Parlando in confidenza, qual è la scelta della sua vita che riletta oggi, non rifarebbe o farebbe in modo diverso?
Due cose soprattutto: come già detto prima, chiederei a Bearzot il motivo per cui non mi ha convocato ai mondiali dell’86. In quel frangente, anche perché pressato dai giornalisti, accusai il mister di non essersi comportato in modo onesto, e lui si offese per questa mia affermazione. Dopo lui si scusò, un po’ tardi, ma si scusò. L’altro fatto risale a quando giocavo con l’Inter. Sia io che Gabriele Oriali eravamo in periodo di svincolo ed entrambi venivamo corteggiati dalla Juventus. La dirigenza dell’Inter, però, si mise di traverso, temporeggiò facendoci immaginare il rinnovo del contratto… e fin quasi alla chiusura del mercato, quando dichiarò di avere altri programmi e ci invitò finalmente a cercare un’altra squadra. Eravamo stati semplicemente bloccati per impedirci di andare a rinforzare una squadra diretta concorrente per lo scudetto, e alla fine io mi ritrovai alla Sampdoria e Oriali alla Fiorentina. Dopo tutto ciò che io e Gabriele avevamo dato all’Inter forse ci meritavamo un trattamento migliore e oggi rimpiango di non aver avuto un contatto ancora più genuino con Mazzola e Beltrami, per potermeli trovare di fronte e rinfacciargli la loro ipocrisia. Certo, capisco il gioco delle Società, ma dopo i miei 17 anni all’Inter forse potevano comportarsi in modo diverso. Intendiamoci, alla Sampdoria sono stato benissimo. Ho trovato un presidente come Paolo Mantovani che si è rivelato sia un gran tifoso sia un intenditore di calcio, e ho scoperto un pubblico favoloso. Tre anni dove ho avuto l’onore di vincere il primo trofeo della storia blucerchiata, la Coppa Italia per club. Devo ammettere che in tutte le squadre dove ho militato, ho raccolto e ancora ricevo l’affetto dei tifosi, e questo mi gratifica di tutti gli sforzi profusi nel corso della mia carriera. Hanno capito che dietro il giocatore c’è sempre un uomo, ed è quest’ultimo che fa la differenza. Non sopporto vedere i giocatori che baciano la maglia e poi se ne vanno via anche dopo solo tre mesi. Vuol dire che non giocano per amore della squadra, ma per qualcosa d’altro. Non è più sport, è mercato.

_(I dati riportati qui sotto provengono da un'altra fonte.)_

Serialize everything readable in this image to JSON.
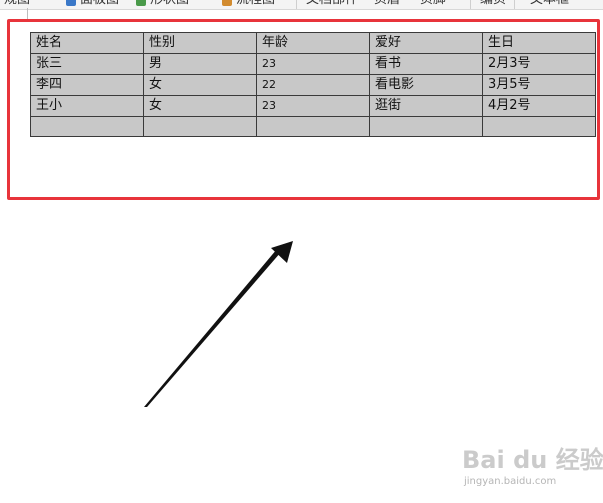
{
  "toolbar": {
    "items": [
      "规图",
      "面板图",
      "形状图",
      "流程图",
      "文档部件",
      "页眉",
      "页脚",
      "编页",
      "文本框"
    ]
  },
  "table": {
    "rows": [
      [
        "姓名",
        "性别",
        "年龄",
        "爱好",
        "生日"
      ],
      [
        "张三",
        "男",
        "23",
        "看书",
        "2月3号"
      ],
      [
        "李四",
        "女",
        "22",
        "看电影",
        "3月5号"
      ],
      [
        "王小",
        "女",
        "23",
        "逛街",
        "4月2号"
      ],
      [
        "",
        "",
        "",
        "",
        ""
      ]
    ]
  },
  "annotation": {
    "highlight_color": "#e8343b",
    "arrow_color": "#111111"
  },
  "watermark": {
    "logo": "Bai du 经验",
    "url": "jingyan.baidu.com"
  }
}
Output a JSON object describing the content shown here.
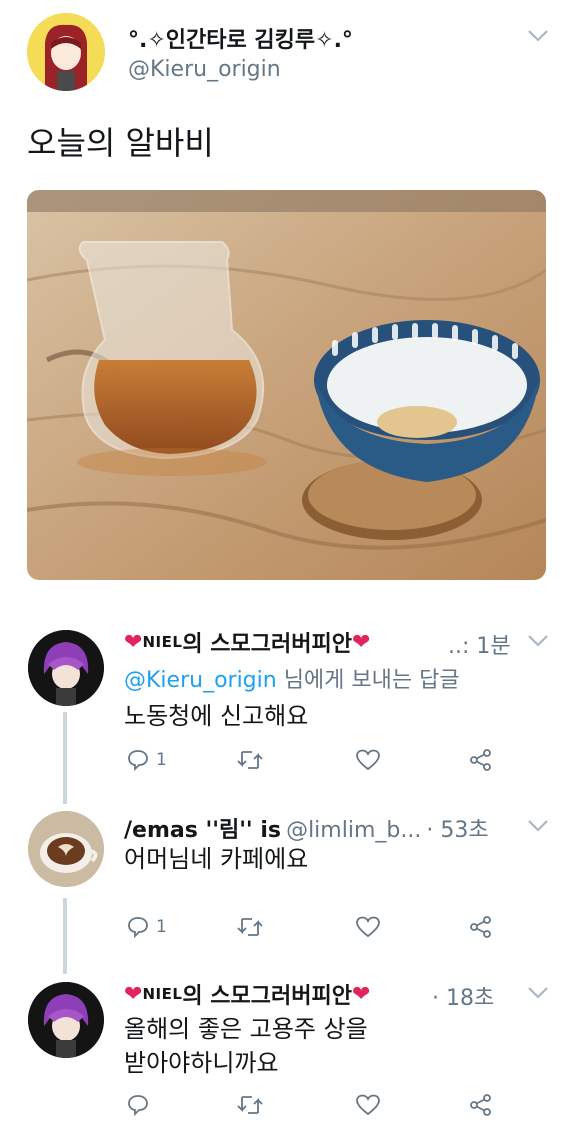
{
  "tweet": {
    "display_name": "°.✧인간타로 김킹루✧.°",
    "handle": "@Kieru_origin",
    "text": "오늘의 알바비"
  },
  "replies": [
    {
      "name_tag": "NIEL",
      "name": "의 스모그러버피안",
      "time_sep": "..: ",
      "time": "1분",
      "reply_to_handle": "@Kieru_origin",
      "reply_to_suffix": " 님에게 보내는 답글",
      "text": "노동청에 신고해요",
      "reply_count": "1"
    },
    {
      "name": "/emas ''림'' is",
      "handle": "@limlim_b...",
      "time_sep": " · ",
      "time": "53초",
      "text": "어머님네 카페에요",
      "reply_count": "1"
    },
    {
      "name_tag": "NIEL",
      "name": "의 스모그러버피안",
      "time_sep": " · ",
      "time": "18초",
      "text_line1": "올해의 좋은 고용주 상을",
      "text_line2": "받아야하니까요"
    }
  ],
  "icons": {
    "reply": "reply-icon",
    "retweet": "retweet-icon",
    "like": "heart-icon",
    "share": "share-icon",
    "more": "chevron-down-icon"
  },
  "colors": {
    "link": "#1da1f2",
    "muted": "#657786",
    "heart_emoji": "#e0245e"
  }
}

Per concludere, lei è un nome famoso, un professionista rispettato e un protagonista della storia del calcio. Dica la verità, le è mai passata per la mente l’idea di scendere in politica?

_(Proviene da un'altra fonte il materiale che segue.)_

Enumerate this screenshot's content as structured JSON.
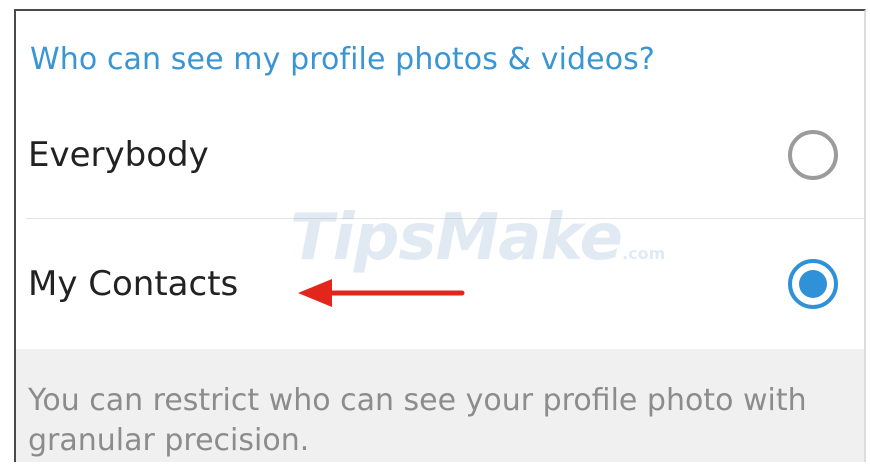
{
  "privacy": {
    "section_title": "Who can see my profile photos & videos?",
    "options": [
      {
        "label": "Everybody",
        "selected": false
      },
      {
        "label": "My Contacts",
        "selected": true
      }
    ],
    "info_text": "You can restrict who can see your profile photo with granular precision."
  },
  "watermark": {
    "brand": "TipsMake",
    "suffix": ".com"
  },
  "colors": {
    "accent": "#3a95d3",
    "radio_selected": "#2f91d8",
    "radio_unselected": "#9b9b9b",
    "annotation_arrow": "#e2261c",
    "info_panel_bg": "#f0f0f0"
  }
}
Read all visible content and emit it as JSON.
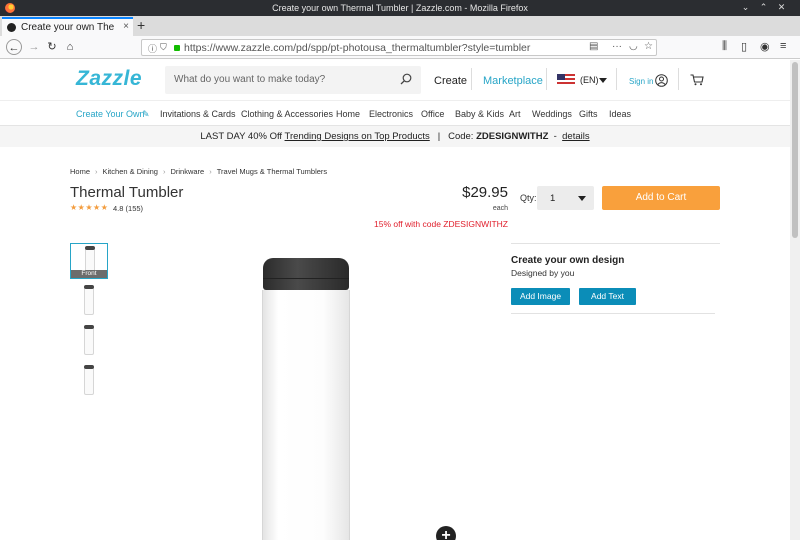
{
  "window": {
    "title": "Create your own Thermal Tumbler | Zazzle.com - Mozilla Firefox"
  },
  "tab": {
    "label": "Create your own The",
    "close": "×",
    "new_tab": "+"
  },
  "navbar": {
    "url_host": "https://www.zazzle.com",
    "url_path": "/pd/spp/pt-photousa_thermaltumbler?style=tumbler"
  },
  "header": {
    "logo": "Zazzle",
    "search_placeholder": "What do you want to make today?",
    "create_label": "Create",
    "marketplace_label": "Marketplace",
    "locale_label": "(EN)",
    "signin_label": "Sign in"
  },
  "categories": [
    "Create Your Own",
    "Invitations & Cards",
    "Clothing & Accessories",
    "Home",
    "Electronics",
    "Office",
    "Baby & Kids",
    "Art",
    "Weddings",
    "Gifts",
    "Ideas"
  ],
  "promo": {
    "lead": "LAST DAY  40% Off",
    "link": "Trending Designs on Top Products",
    "code_label": "Code:",
    "code": "ZDESIGNWITHZ",
    "details": "details"
  },
  "breadcrumbs": [
    "Home",
    "Kitchen & Dining",
    "Drinkware",
    "Travel Mugs & Thermal Tumblers"
  ],
  "product": {
    "title": "Thermal Tumbler",
    "stars": "★★★★★",
    "rating": "4.8",
    "review_count": "(155)",
    "price": "$29.95",
    "price_unit": "each",
    "discount": "15% off with code ZDESIGNWITHZ",
    "qty_label": "Qty:",
    "qty_value": "1",
    "add_to_cart": "Add to Cart",
    "thumb_label": "Front"
  },
  "design": {
    "heading": "Create your own design",
    "designed_by": "Designed by you",
    "add_image": "Add Image",
    "add_text": "Add Text"
  },
  "colors": {
    "brand": "#36b6d6",
    "cta": "#f9a03c",
    "accent_button": "#0b8db8",
    "discount": "#e0202d",
    "stars": "#f39c3d"
  },
  "icons": [
    "back-icon",
    "forward-icon",
    "reload-icon",
    "home-icon",
    "lock-icon",
    "search-icon",
    "flag-icon",
    "user-icon",
    "cart-icon",
    "zoom-icon",
    "menu-icon",
    "library-icon"
  ]
}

No, è un mondo che non fa per me. Ho sempre preferito difendere i pali piuttosto che interessarmi troppo alla politica. Certo seguo le vicende della nostra società e sono cosciente delle difficoltà che attraversiamo e della necessità di avere le giuste soluzioni. Ma pur avendo le mie idee in merito, preferisco non esprimerle pubblicamente, è meglio così.